All money amounts in Stronghold are represented as microUSDC — string-encoded integers where 1 microUSDC equals 0.000001 USDC.

microUSDC value	USDC equivalent	USD equivalent
`"1"`	0.000001 USDC	$0.000001
`"1000"`	0.001 USDC	$0.001
`"1000000"`	1.0 USDC	$1.00

microUSDC values are always transmitted as strings, not numbers, to avoid floating-point precision issues. This is the canonical format for all money fields in the API, CLI output, and configuration.

Content Scanning vs. Output Scanning

Stronghold provides two distinct scan types for bidirectional protection:

Content Scanning (/v1/scan/content) scans incoming content for prompt injection attacks. This is what the transparent proxy does automatically — it scans every HTTP response before the agent reads it.

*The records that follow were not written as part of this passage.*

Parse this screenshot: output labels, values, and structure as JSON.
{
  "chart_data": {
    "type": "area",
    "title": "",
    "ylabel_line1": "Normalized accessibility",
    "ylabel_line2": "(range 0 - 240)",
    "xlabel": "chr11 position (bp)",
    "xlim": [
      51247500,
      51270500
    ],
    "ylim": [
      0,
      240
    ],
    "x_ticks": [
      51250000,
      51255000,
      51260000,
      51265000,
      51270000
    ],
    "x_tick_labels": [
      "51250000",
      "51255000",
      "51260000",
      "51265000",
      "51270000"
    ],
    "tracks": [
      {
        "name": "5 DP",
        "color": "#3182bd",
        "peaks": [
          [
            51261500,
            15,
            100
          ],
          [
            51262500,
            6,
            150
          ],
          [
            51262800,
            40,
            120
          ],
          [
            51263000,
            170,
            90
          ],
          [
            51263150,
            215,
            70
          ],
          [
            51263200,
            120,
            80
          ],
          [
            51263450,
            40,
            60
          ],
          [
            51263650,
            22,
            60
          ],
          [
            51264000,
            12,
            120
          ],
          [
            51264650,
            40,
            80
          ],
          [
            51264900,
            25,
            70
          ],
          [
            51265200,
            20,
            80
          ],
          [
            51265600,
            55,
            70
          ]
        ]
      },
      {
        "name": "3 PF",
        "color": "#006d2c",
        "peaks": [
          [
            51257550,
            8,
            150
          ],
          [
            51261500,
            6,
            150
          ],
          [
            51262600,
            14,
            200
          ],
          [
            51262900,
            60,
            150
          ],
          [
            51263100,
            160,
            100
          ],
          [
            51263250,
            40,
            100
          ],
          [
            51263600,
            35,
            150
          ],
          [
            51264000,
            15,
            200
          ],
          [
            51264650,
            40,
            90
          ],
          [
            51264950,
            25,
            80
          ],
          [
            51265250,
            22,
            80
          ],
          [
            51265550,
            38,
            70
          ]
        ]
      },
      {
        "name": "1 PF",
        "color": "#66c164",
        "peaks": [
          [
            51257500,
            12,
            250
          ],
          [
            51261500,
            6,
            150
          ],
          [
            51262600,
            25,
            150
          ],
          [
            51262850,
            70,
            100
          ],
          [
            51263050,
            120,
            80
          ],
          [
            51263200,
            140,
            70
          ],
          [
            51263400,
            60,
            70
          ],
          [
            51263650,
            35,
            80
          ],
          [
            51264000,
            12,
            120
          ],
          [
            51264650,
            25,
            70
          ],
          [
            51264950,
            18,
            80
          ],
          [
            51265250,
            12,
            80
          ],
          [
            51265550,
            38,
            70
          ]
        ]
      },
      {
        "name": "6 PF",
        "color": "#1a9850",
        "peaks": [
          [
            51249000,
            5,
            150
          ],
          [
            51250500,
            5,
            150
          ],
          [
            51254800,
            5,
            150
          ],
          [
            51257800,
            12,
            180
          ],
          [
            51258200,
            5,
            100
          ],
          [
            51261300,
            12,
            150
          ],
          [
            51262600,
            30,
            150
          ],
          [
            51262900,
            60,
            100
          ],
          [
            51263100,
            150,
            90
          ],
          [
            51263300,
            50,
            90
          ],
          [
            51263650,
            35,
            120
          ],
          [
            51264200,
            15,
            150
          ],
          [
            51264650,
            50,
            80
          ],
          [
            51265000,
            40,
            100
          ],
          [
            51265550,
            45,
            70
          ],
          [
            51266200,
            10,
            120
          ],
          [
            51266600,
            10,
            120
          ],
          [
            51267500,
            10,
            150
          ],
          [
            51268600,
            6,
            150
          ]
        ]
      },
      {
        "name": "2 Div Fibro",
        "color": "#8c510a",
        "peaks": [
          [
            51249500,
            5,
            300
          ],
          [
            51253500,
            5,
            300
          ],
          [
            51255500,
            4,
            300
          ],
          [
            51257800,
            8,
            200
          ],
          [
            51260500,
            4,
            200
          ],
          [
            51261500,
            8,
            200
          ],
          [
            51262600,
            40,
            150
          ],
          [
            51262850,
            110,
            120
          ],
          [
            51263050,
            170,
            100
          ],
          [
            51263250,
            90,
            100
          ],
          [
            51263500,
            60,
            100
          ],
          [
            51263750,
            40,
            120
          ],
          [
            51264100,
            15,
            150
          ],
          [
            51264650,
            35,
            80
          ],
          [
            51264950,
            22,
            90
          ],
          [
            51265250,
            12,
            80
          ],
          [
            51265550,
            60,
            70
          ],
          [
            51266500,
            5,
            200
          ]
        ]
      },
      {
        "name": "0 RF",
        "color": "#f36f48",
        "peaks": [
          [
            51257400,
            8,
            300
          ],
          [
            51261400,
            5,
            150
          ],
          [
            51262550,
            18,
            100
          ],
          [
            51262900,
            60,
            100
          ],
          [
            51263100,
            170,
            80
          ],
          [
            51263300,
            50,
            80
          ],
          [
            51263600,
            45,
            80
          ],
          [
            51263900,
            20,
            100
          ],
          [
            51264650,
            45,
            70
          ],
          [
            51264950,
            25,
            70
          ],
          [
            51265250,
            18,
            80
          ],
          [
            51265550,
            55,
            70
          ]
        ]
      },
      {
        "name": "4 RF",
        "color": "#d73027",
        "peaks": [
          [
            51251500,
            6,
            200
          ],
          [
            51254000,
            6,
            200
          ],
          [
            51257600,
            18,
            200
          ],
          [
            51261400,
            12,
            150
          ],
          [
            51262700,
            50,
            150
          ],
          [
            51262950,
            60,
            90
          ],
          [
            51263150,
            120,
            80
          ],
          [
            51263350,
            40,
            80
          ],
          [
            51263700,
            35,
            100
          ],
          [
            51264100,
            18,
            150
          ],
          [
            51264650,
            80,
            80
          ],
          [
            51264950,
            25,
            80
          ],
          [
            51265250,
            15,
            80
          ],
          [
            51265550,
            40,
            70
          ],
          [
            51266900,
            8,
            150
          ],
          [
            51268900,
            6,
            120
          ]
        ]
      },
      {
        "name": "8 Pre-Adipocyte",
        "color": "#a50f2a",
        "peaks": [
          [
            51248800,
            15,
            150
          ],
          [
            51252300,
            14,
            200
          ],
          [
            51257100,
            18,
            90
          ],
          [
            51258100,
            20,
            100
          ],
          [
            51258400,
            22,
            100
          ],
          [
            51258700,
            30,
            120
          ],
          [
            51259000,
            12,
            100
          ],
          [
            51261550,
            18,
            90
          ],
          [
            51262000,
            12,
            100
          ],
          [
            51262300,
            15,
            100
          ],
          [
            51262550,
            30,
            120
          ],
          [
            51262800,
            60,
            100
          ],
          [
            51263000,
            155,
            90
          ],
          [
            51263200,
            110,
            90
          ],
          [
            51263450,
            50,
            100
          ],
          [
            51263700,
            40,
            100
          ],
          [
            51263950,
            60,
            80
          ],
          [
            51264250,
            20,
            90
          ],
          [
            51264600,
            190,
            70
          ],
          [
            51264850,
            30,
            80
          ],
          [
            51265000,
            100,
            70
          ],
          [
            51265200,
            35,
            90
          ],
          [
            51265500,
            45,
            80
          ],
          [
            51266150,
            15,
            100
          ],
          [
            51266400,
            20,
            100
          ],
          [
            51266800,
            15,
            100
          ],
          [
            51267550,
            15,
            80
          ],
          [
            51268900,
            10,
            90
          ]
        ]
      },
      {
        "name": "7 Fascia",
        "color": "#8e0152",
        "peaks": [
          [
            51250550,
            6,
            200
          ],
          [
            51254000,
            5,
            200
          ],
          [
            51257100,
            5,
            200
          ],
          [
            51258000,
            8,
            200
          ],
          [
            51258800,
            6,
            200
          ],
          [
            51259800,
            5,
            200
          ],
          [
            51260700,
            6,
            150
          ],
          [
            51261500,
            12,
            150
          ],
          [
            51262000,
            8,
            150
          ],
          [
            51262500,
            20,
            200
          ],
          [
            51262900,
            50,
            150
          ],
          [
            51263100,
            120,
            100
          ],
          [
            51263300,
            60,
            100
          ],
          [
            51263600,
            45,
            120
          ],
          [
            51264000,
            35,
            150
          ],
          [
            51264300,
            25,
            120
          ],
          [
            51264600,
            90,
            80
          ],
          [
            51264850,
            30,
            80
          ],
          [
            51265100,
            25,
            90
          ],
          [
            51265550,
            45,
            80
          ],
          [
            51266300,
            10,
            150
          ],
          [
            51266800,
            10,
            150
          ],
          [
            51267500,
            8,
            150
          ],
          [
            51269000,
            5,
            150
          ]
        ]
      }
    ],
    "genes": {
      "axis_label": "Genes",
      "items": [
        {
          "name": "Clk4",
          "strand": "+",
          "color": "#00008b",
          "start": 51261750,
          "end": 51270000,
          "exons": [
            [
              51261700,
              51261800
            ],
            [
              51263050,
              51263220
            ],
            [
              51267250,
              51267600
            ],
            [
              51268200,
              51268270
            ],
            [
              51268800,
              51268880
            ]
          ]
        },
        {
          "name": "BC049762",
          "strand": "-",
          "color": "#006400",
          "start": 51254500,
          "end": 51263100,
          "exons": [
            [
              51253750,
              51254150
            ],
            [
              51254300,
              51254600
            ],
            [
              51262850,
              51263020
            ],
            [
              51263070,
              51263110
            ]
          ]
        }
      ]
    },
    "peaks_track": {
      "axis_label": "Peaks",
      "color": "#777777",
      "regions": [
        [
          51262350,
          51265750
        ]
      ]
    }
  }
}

Output Scanning (/v1/scan/output) scans outgoing agent responses for credential leaks — API keys, passwords, tokens, connection strings, and other secrets that the agent might inadvertently include in its output.

Transparent Proxy

The transparent proxy is a network-level interceptor that sits between the agent and the internet. It uses operating system firewall rules (iptables/nftables on Linux, pf on macOS) to redirect all HTTP/HTTPS traffic from the agent’s dedicated system user through the Stronghold scanning pipeline.

Key properties:

Operates outside the agent’s cognition — cannot be bypassed by prompt injection
Scans content before the agent receives it
Requires no code changes to the agent
Works with any agent framework or language
Adds X-Stronghold-* response headers with scan metadata

See Why Network-Level Scanning for the motivation behind this approach and Proxy Architecture for implementation details.